Ford's cheapest SUV. While the EcoSport may be a new name around these parts, it's not a new vehicle by any means. It's been sold in developing markets and Europe for quite some time now, but now that Ford has divested itself of entry-level hatchbacks and sedans, they need a new entry-level vehicle to take their place.
Accordingly, the 2019 Ford EcoSport does one thing fairly well: it's an inexpensive crossover SUV made by Ford. For some, that's enough to sell a car, but it really does lag behind its rivals in most categories. It also has a side-opening rear tailgate, which is a quirky touch that people either love or hate.
The EcoSport was clearly built to a price point, and it shows. The cabin is filled with low-quality materials and seems to have been designed as an afterthought. You can dress it up a little bit with higher trim levels, but you'd be better off with an Escape at that point.
Lackluster performance. While the EcoSport may come with the much-lauded three-cylinder that powers the Ford Fiesta, it also burdens the little engine with a lot of extra weight for the luxury of sitting slightly higher than a standard car. The result is predictable: this car is slow.
A more powerful engine is available in the form of a naturally aspirated four-cylinder, but it only boosts the power to 166 horsepower, which still isn't much for a small crossover. All-wheel drive is available, and it boosts the EcoSport's towing capacity to a full 2,000 pounds from 1,400 in front-wheel-drive models.
Additionally, while the EcoSport is composed in the corners, it has a terrible steering feel that doesn't stay centered easily and it feels prone to wandering. Braking is a much more confident endeavor though, and the suspension manages to soak up bumps without being too jarring.
Average fuel economy. It should be pointed out that the name EcoSport is a bit of a misnomer. As previously discussed, the vehicle is not sporty, and it's not particularly eco-friendly either. Instead, the Eco in EcoSport stands for economical, and is reflective of its price point, not its fuel economy ratings.
Three-cylinder FWD models get an EPA-estimated 27 miles per gallon city, 29 mpg highway, and 28 combined. Fuel economy drops to 23/29/25 mpg (city/highway/combined) on four-cylinder AWD models, which is not far off of the larger and sportier Escape.
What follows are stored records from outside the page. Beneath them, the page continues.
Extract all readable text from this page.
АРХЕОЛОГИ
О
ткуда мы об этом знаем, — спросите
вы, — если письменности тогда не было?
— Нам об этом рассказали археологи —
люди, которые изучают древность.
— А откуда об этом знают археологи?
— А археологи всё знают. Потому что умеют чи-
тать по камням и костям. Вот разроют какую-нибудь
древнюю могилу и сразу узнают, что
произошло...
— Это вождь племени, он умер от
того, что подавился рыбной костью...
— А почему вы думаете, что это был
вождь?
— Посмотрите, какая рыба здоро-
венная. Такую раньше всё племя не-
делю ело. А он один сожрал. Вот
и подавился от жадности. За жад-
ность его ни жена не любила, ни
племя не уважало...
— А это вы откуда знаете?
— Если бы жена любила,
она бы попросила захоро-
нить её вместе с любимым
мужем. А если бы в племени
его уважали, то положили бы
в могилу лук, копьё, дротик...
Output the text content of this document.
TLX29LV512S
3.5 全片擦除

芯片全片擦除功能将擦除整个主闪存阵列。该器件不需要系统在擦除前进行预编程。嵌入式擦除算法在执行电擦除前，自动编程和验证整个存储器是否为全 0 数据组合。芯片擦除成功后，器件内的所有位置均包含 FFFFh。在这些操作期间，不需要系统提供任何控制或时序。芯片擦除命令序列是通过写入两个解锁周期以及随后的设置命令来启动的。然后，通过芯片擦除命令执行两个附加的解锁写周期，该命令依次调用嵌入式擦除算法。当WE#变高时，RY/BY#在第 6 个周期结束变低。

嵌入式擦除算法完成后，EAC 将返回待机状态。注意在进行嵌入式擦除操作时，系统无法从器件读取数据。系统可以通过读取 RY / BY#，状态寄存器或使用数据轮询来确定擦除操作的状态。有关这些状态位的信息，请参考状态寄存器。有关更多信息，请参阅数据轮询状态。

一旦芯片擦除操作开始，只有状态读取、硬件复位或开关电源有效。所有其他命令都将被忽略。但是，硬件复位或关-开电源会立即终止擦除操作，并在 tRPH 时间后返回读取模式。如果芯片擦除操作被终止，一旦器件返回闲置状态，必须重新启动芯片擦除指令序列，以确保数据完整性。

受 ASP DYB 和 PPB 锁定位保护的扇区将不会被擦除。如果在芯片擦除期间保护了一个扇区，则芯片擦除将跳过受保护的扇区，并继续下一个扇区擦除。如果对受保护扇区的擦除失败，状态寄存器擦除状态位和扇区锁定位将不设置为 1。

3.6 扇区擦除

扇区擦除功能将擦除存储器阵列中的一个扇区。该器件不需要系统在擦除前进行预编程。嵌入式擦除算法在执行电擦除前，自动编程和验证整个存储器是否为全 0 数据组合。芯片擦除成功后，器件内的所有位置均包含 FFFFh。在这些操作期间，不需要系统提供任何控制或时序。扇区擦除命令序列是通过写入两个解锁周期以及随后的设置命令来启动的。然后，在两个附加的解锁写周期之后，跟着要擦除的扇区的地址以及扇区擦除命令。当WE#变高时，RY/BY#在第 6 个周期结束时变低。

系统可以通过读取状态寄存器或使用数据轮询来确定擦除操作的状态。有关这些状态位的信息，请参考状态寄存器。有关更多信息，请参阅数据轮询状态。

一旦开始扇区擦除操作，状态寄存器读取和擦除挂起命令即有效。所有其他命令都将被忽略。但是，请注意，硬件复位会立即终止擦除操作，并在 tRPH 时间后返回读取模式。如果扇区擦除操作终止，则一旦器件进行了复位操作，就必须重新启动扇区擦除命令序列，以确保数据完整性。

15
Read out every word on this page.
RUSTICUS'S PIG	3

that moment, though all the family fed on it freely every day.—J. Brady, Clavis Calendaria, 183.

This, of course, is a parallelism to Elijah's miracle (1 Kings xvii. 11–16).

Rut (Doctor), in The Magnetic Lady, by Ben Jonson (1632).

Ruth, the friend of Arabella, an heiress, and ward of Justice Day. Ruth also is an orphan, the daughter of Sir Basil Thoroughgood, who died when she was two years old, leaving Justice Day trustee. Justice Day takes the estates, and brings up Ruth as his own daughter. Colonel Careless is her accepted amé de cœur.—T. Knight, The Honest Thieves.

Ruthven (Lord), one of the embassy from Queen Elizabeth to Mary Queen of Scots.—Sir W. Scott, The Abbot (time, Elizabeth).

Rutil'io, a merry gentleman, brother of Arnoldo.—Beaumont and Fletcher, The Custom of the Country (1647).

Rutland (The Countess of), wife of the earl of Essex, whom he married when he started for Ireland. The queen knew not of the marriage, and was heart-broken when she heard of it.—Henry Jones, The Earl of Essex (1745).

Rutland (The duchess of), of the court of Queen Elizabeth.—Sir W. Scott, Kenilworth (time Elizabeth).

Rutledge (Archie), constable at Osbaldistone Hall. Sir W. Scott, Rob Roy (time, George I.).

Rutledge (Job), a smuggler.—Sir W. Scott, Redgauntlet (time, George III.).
Worrisome safety. The Ford EcoSport hasn't aced most of it's crash tests from NHTSA. While it does get four out of five stars overall, with five stars for side-impact ratings, it's more prone to roll-overs than many other vehicles. All-wheel-drive models received a four in this category, while front-wheel-drive models scored only a three.
Additionally, the EcoSport receives virtually no active safety features as seen with many other vehicles these days. Adaptive cruise control, automatic emergency braking, or even forward collision warning are all absent on the EcoSport. In fact, the only one available is blind-spot monitoring.
Final thoughts. The 2019 Ford EcoSport feels like a last minute, panicked addition to the Ford lineup, largely because it is. It was built for markets that haven't been spoiled as much as us in terms of entry-level utility vehicles, and it feels largely uncompetitive.
The EcoSport is only fit for those blinded by brand loyalty. The Ford faithful converting from an Escape of several generations ago probably won't notice anything amiss, even if better options exist.
However, if you can stand the sight of another brand in your driveway, you should check out the Honda HR-V or Mazda CX-3. Both are good looking vehicles with great build quality, and the Mazda in particular is great fun to drive. Alternatively, if you want a Ford, look for a slightly used Escape at a similar price point.